Train stations. Central Stations. A place where destinies have a very literal meaning. And the grandeur of some of these places is there to ensure either arrival from or departure to a new destiny is celebrated, marked, and deeply underlined in the chapters of our lives. You may just be arriving into the unknown. But your eyes cannot stop looking around the immense space that a Central Station can be. And that is even truer when we speak about New York’s Grand Central Terminal. It is so much more than a transportation hub – it is one of the city’s greatest landmarks, and for many, the first thing they experience of New York.

The first time I was at Grand Central Terminal was in 2010, when my parents took me to finally meet the country I had been born in. While I gazed in awe at my surroundings, a spectacle of golden light reflected warmly against the marble walls, trying to absorb it all, forgetting momentarily that I may be in the way of people running to catch their train, holding my digital camera weakly, I was approached by a policeman. I can only imagine he saw in my expression the innocence of someone who hadn’t seen such grandeur in her entire life. Who had experienced nothing of the world beyond the limits of a small town in Portugal. He offered to take a picture of me inside his little police car. And here is the proof that this indeed happened. It still makes me laugh.

Back in 2010….

This time, I was not approached by any nice policeman.

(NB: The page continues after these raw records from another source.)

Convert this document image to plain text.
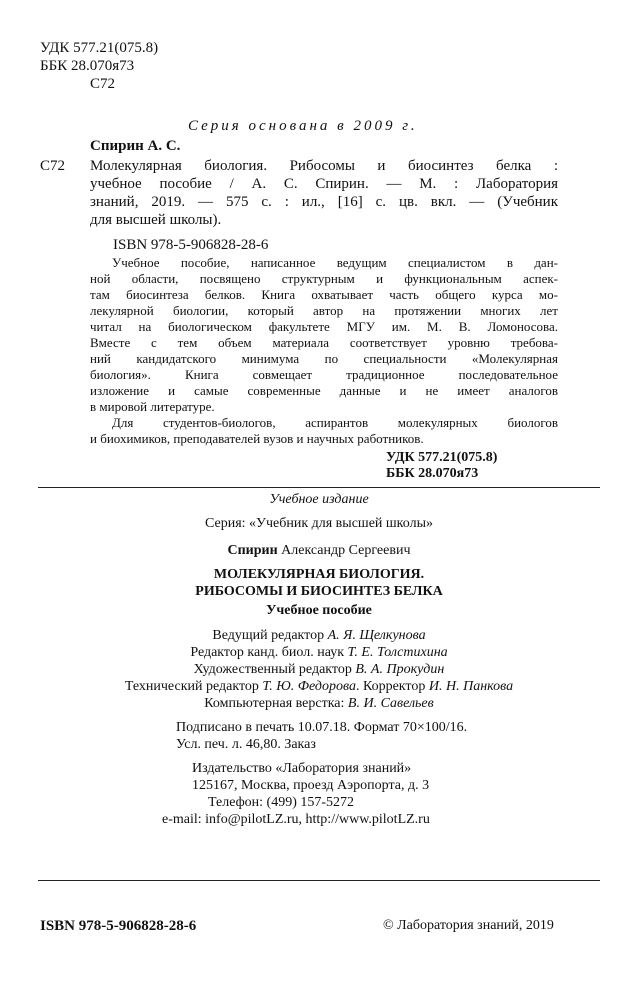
УДК 577.21(075.8)
ББК 28.070я73
С72
Серия основана в 2009 г.
Спирин А. С.
С72 Молекулярная биология. Рибосомы и биосинтез белка :
учебное пособие / А. С. Спирин. — М. : Лаборатория
знаний, 2019. — 575 с. : ил., [16] с. цв. вкл. — (Учебник
для высшей школы).
ISBN 978-5-906828-28-6
Учебное пособие, написанное ведущим специалистом в дан-
ной области, посвящено структурным и функциональным аспек-
там биосинтеза белков. Книга охватывает часть общего курса мо-
лекулярной биологии, который автор на протяжении многих лет
читал на биологическом факультете МГУ им. М. В. Ломоносова.
Вместе с тем объем материала соответствует уровню требова-
ний кандидатского минимума по специальности «Молекулярная
биология». Книга совмещает традиционное последовательное
изложение и самые современные данные и не имеет аналогов
в мировой литературе.
Для студентов-биологов, аспирантов молекулярных биологов
и биохимиков, преподавателей вузов и научных работников.
УДК 577.21(075.8)
ББК 28.070я73
Учебное издание
Серия: «Учебник для высшей школы»
Спирин Александр Сергеевич
МОЛЕКУЛЯРНАЯ БИОЛОГИЯ.
РИБОСОМЫ И БИОСИНТЕЗ БЕЛКА
Учебное пособие
Ведущий редактор А. Я. Щелкунова
Редактор канд. биол. наук Т. Е. Толстихина
Художественный редактор В. А. Прокудин
Технический редактор Т. Ю. Федорова. Корректор И. Н. Панкова
Компьютерная верстка: В. И. Савельев
Подписано в печать 10.07.18. Формат 70×100/16.
Усл. печ. л. 46,80. Заказ
Издательство «Лаборатория знаний»
125167, Москва, проезд Аэропорта, д. 3
Телефон: (499) 157-5272
e-mail: info@pilotLZ.ru, http://www.pilotLZ.ru
ISBN 978-5-906828-28-6	© Лаборатория знаний, 2019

I actually didn’t even see any police and thought the station was strangely quiet. Or again, maybe I now simply know a lot more of the world. what was busy for me then, is no longer busy for me now.

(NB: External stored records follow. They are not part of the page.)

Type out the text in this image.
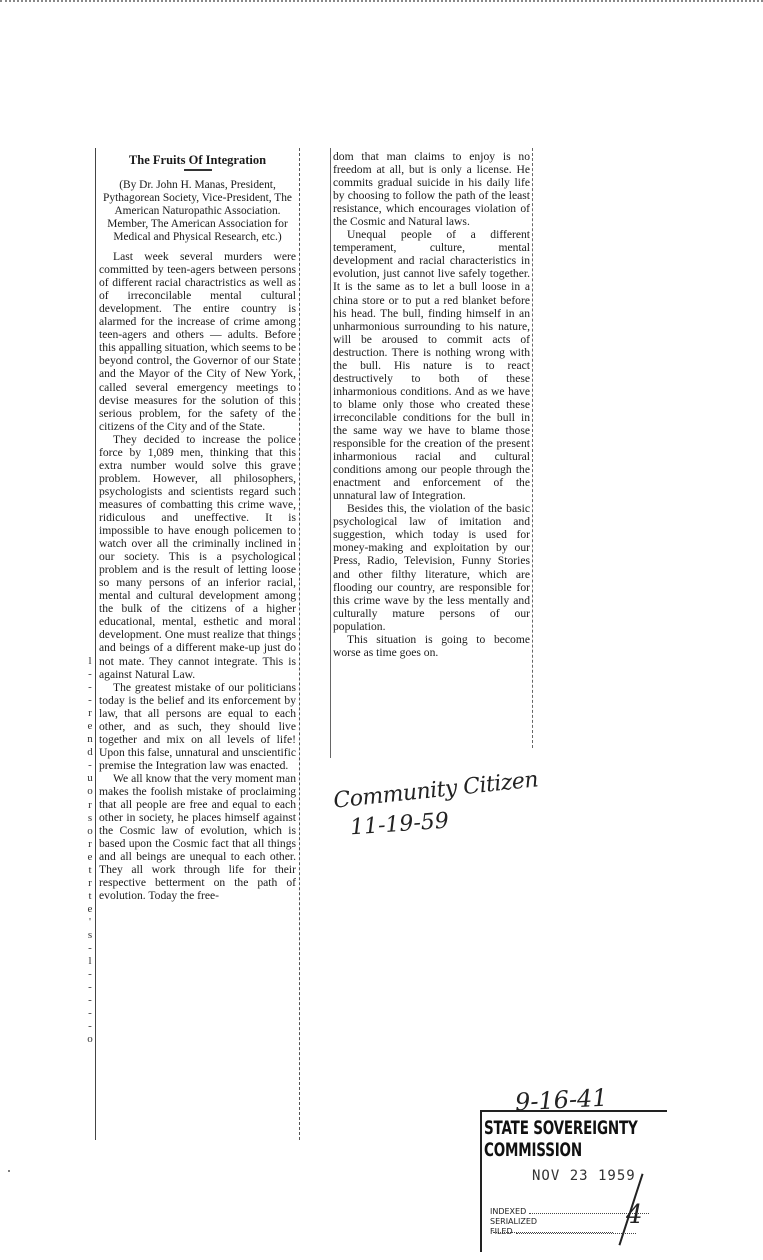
l
-
-
-
r
e
n
d
-
u
o
r
s
o
r
e
t
r
t
e
'
s
-
l
-
-
-
-
-
o
The Fruits Of Integration
(By Dr. John H. Manas, President, Pythagorean Society, Vice-President, The American Naturopathic Association. Member, The American Association for Medical and Physical Research, etc.)

Last week several murders were committed by teen-agers between persons of different racial charactristics as well as of irreconcilable mental cultural development. The entire country is alarmed for the increase of crime among teen-agers and others — adults. Before this appalling situation, which seems to be beyond control, the Governor of our State and the Mayor of the City of New York, called several emergency meetings to devise measures for the solution of this serious problem, for the safety of the citizens of the City and of the State.

They decided to increase the police force by 1,089 men, thinking that this extra number would solve this grave problem. However, all philosophers, psychologists and scientists regard such measures of combatting this crime wave, ridiculous and uneffective. It is impossible to have enough policemen to watch over all the criminally inclined in our society. This is a psychological problem and is the result of letting loose so many persons of an inferior racial, mental and cultural development among the bulk of the citizens of a higher educational, mental, esthetic and moral development. One must realize that things and beings of a different make-up just do not mate. They cannot integrate. This is against Natural Law.

The greatest mistake of our politicians today is the belief and its enforcement by law, that all persons are equal to each other, and as such, they should live together and mix on all levels of life! Upon this false, unnatural and unscientific premise the Integration law was enacted.

We all know that the very moment man makes the foolish mistake of proclaiming that all people are free and equal to each other in society, he places himself against the Cosmic law of evolution, which is based upon the Cosmic fact that all things and all beings are unequal to each other. They all work through life for their respective betterment on the path of evolution. Today the free-

dom that man claims to enjoy is no freedom at all, but is only a license. He commits gradual suicide in his daily life by choosing to follow the path of the least resistance, which encourages violation of the Cosmic and Natural laws.

Unequal people of a different temperament, culture, mental development and racial characteristics in evolution, just cannot live safely together. It is the same as to let a bull loose in a china store or to put a red blanket before his head. The bull, finding himself in an unharmonious surrounding to his nature, will be aroused to commit acts of destruction. There is nothing wrong with the bull. His nature is to react destructively to both of these inharmonious conditions. And as we have to blame only those who created these irreconcilable conditions for the bull in the same way we have to blame those responsible for the creation of the present inharmonious racial and cultural conditions among our people through the enactment and enforcement of the unnatural law of Integration.

Besides this, the violation of the basic psychological law of imitation and suggestion, which today is used for money-making and exploitation by our Press, Radio, Television, Funny Stories and other filthy literature, which are flooding our country, are responsible for this crime wave by the less mentally and culturally mature persons of our population.

This situation is going to become worse as time goes on.

Community Citizen
11-19-59
9-16-41
STATE SOVEREIGNTY COMMISSION
NOV 23 1959
INDEXED
SERIALIZED
FILED
4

Between the 1890s and the 1920s, New York’s urban planning was impacted by the City Beautiful movement. Despite the name, this movement led by American architects was not focused only on making cities more beautiful. Actually, it arose mostly from a need to make cities more orderly, address social issues, and encourage civic pride and engagement. At this time, the U.S. urban population had started to outnumber the rural population, and cities were perceived as ugly, dirty and unsafe – which makes sense if we think about how rapidly these new urban centres were growing, leaving no space for proper planning. There was also a wave of immigrants, contributing to a rise in population, and making it harder to create public places for recreation. And of course… if we can make it beautiful, even better. The Movement was also meant to shape the American urban landscape to resemble European cities, which at the time were primarily designed in Beaux-Arts aesthetic.

The Grand Central Terminal was born amidst this context. It managed to be a beautiful building that also made the train system a lot more efficient than it had been before. Still, this architectural masterpiece has often been threatened and multiple efforts have been made in the past decades to ensure New York keeps its most beautiful buildings, despite often being shadowed or even completely hidden from sight thanks to the skyscrapers.

When inside, look up. The ceiling is something unique, a blue sky above your heards, a mural of constellations – this is not the original mural, which was quickly deterioating after 11 years of being painted, with a leaky roof causing mold in the mural. It was in 1944 that the “restoration” took place – except that instead of restoring the original mural, this was simply covered with cement boards, and a completly new work was pained from scratch. Probably for the better if this new structure stops leaks – it’s been over 70 years, and it seems… all right? In the photo I took below you can see the borders of the cement boards.

I’m very glad about the City Beautiful movement. Without it, probably New York would be a much uglier city, full of advertising billboards and boring skycrappers. We can find examples of building inspired by Beaux-Arts and New-Classical architecture across the island, including the New York Public Library, also a child of this movement.

New York’s County Supreme Court is also a clear example of Neo-classical archicture, perhaps also a child of the City Beautiful movement, build also between 1913 and 1927.

It’s worth adding that New York City is not the place most impacted by this movement – it actually got its origins in Chicago, with the World’s Columbian Exposition. The American architect Daniel Burnham was heading the construction of the fair’s temporary city – what would be known as the White City, hiding the poverty and crime of Chicago. He was inspired by Parisian Ecole de Beaux Arts and Neoclassical and Baroque architecture.

Yet, while I’m a huge fan of the old European architure style, what does this make of the U.S.? A copy? A replica? So I can understand when famous architects Frank Lloyd Wright and Louis Sullivan opposed to the City Beautiful movement, wanting to create a new and truly American style. An identity.